4. Sur les frais du procès et l’exécution provisoire
Aux termes de l’article 700 du code de procédure civile, le juge condamne la partie tenue aux dépens, ou, à défaut, la partie perdante, à payer à l’autre partie la somme qu’il détermine, au titre des frais exposés et non compris dans les dépens ; dans tous les cas, le juge tient compte de l’équité et de la situation économique de la partie condamnée.
M. [T] [Z] et Mme [P] [W] épouse [Z], qui succombent à la cause, seront solidairement condamnés aux dépens de la présente instance, conformément à l’article 696 du code de procédure civile.
L’équité commande par ailleurs de faire droit à hauteur de 200 euros à la demande de M. [F] [J] concernant les frais non compris dans les dépens, en application des dispositions précitées.

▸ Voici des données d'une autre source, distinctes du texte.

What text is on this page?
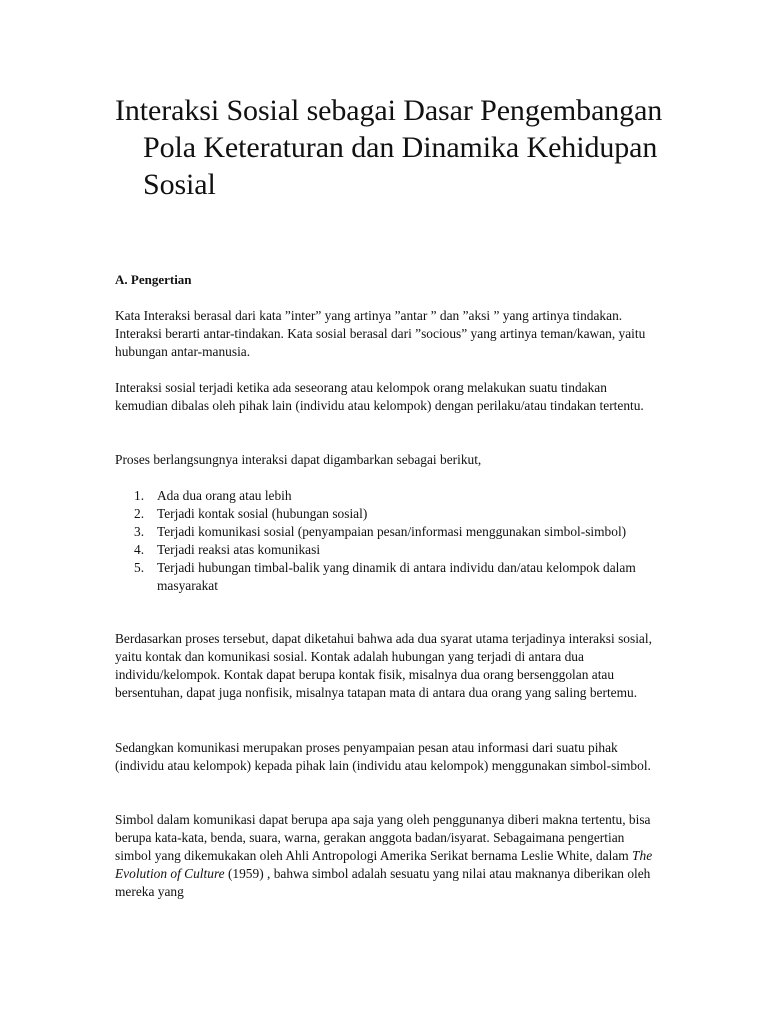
Interaksi Sosial sebagai Dasar Pengembangan Pola Keteraturan dan Dinamika Kehidupan Sosial
A. Pengertian

Kata Interaksi berasal dari kata ”inter” yang artinya ”antar ” dan ”aksi ” yang artinya tindakan. Interaksi berarti antar-tindakan. Kata sosial berasal dari ”socious” yang artinya teman/kawan, yaitu hubungan antar-manusia.

Interaksi sosial terjadi ketika ada seseorang atau kelompok orang melakukan suatu tindakan kemudian dibalas oleh pihak lain (individu atau kelompok) dengan perilaku/atau tindakan tertentu.

Proses berlangsungnya interaksi dapat digambarkan sebagai berikut,

1. Ada dua orang atau lebih
2. Terjadi kontak sosial (hubungan sosial)
3. Terjadi komunikasi sosial (penyampaian pesan/informasi menggunakan simbol-simbol)
4. Terjadi reaksi atas komunikasi
5. Terjadi hubungan timbal-balik yang dinamik di antara individu dan/atau kelompok dalam masyarakat

Berdasarkan proses tersebut, dapat diketahui bahwa ada dua syarat utama terjadinya interaksi sosial, yaitu kontak dan komunikasi sosial. Kontak adalah hubungan yang terjadi di antara dua individu/kelompok. Kontak dapat berupa kontak fisik, misalnya dua orang bersenggolan atau bersentuhan, dapat juga nonfisik, misalnya tatapan mata di antara dua orang yang saling bertemu.

Sedangkan komunikasi merupakan proses penyampaian pesan atau informasi dari suatu pihak (individu atau kelompok) kepada pihak lain (individu atau kelompok) menggunakan simbol-simbol.

Simbol dalam komunikasi dapat berupa apa saja yang oleh penggunanya diberi makna tertentu, bisa berupa kata-kata, benda, suara, warna, gerakan anggota badan/isyarat. Sebagaimana pengertian simbol yang dikemukakan oleh Ahli Antropologi Amerika Serikat bernama Leslie White, dalam The Evolution of Culture (1959) , bahwa simbol adalah sesuatu yang nilai atau maknanya diberikan oleh mereka yang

Selon l’article 514 du code de procédure civile, les décisions de première instance sont de droit exécutoires à titre provisoire à moins que la loi ou la décision rendue n’en dispose autrement. Selon le dernier alinéa de l’article 514-1 du même code, le juge ne peut toutefois pas écarter l’exécution provisoire de droit lorsqu’il statue en référé. La présente ordonnance sera donc assortie de l’exécution provisoire.
PAR CES MOTIFS,
La juge des contentieux de la protection, statuant après débats publics, par ordonnance mise à disposition au greffe, réputée contradictoire et en premier ressort,
CONSTATE que la dette locative visée dans le commandement de payer du 15 mai 2024 n’a pas été réglée dans le délai de deux mois,
CONSTATE, en conséquence, que le contrat conclu le 9 novembre 2017 entre M. [F] [J], d’une part, et M. [T] [Z] et Mme [P] [W] épouse [Z], d’autre part, concernant les locaux situés au [Adresse 2] est résilié depuis le 16 juillet 2024,
DIT n’y avoir lieu d’octroyer des délais de paiement à M. [T] [Z] et Mme [P] [W] épouse [Z], sans préjudice des délais qui pourraient leur être accordés dans le cadre d’une procédure de surendettement,
ORDONNE à M. [T] [Z] et Mme [P] [W] épouse [Z] de libérer de leur personne, de leurs biens, ainsi que de tous occupants de leur chef, les lieux situés au [Adresse 2] ainsi que, le cas échéant, tous les lieux loués accessoirement au logement,
DIT qu’à défaut de libération volontaire, il pourra être procédé à leur expulsion et à celle de tous occupants de leur chef avec l’assistance de la force publique,
DIT que le sort des meubles sera régi conformément aux dispositions des articles L. 433-1 et L. 433-2 du code des procédures civiles d’exécution,
ACCORDE un délai de 6 mois à compter de la présente décision pour quitter les lieux, soit au 23 mars 2026,
DIT, en tout état de cause, que l’expulsion ne pourra avoir lieu qu’hors période hivernale et à l’expiration d’un délai de deux mois suivant le commandement d’avoir à libérer les lieux,
CONDAMNE solidairement M. [T] [Z] et Mme [P] [W] épouse [Z] au paiement à titre de provision à M. [F] [J] d’une indemnité d’occupation mensuelle égale au loyer et aux charges qui auraient été dus en cas de poursuite du bail, soit 1015,92 euros (mille quinze euros et quatre-vingt-douze centimes) par mois,
DIT que cette indemnité d’occupation, qui se substitue au loyer dès 11 juin 2025, est payable dans les mêmes conditions que l’étaient le loyer et les charges, jusqu’à libération effective des lieux et remise des clés au bailleur ou à son mandataire,
CONDAMNE solidairement M. [T] [Z] et Mme [P] [W] épouse [Z] à payer à M. [F] [J] la somme de 6802,90 euros (six mille huit cent deux euros et quatre-vingt-dix centimes) à titre de provision sur l’arriéré locatif arrêté au 10 juin 2025,
RAPPELLE que la présente ordonnance est exécutoire de droit à titre provisoire,
CONDAMNE solidairement M. [T] [Z] et Mme [P] [W] épouse [Z] à payer à M. [F] [J] la somme de 200 euros (deux cents euros) au titre de l’article 700 du code de procédure civile,
CONDAMNE solidairement M. [T] [Z] et Mme [P] [W] épouse [Z] aux dépens comprenant notamment le coût des commandements de payer du 15 mai 2024 et celui des assignations du 4 mars 2025.
Ainsi jugé par mise à disposition au greffe le 23 septembre 2025, et signé par la juge et le greffier susnommés.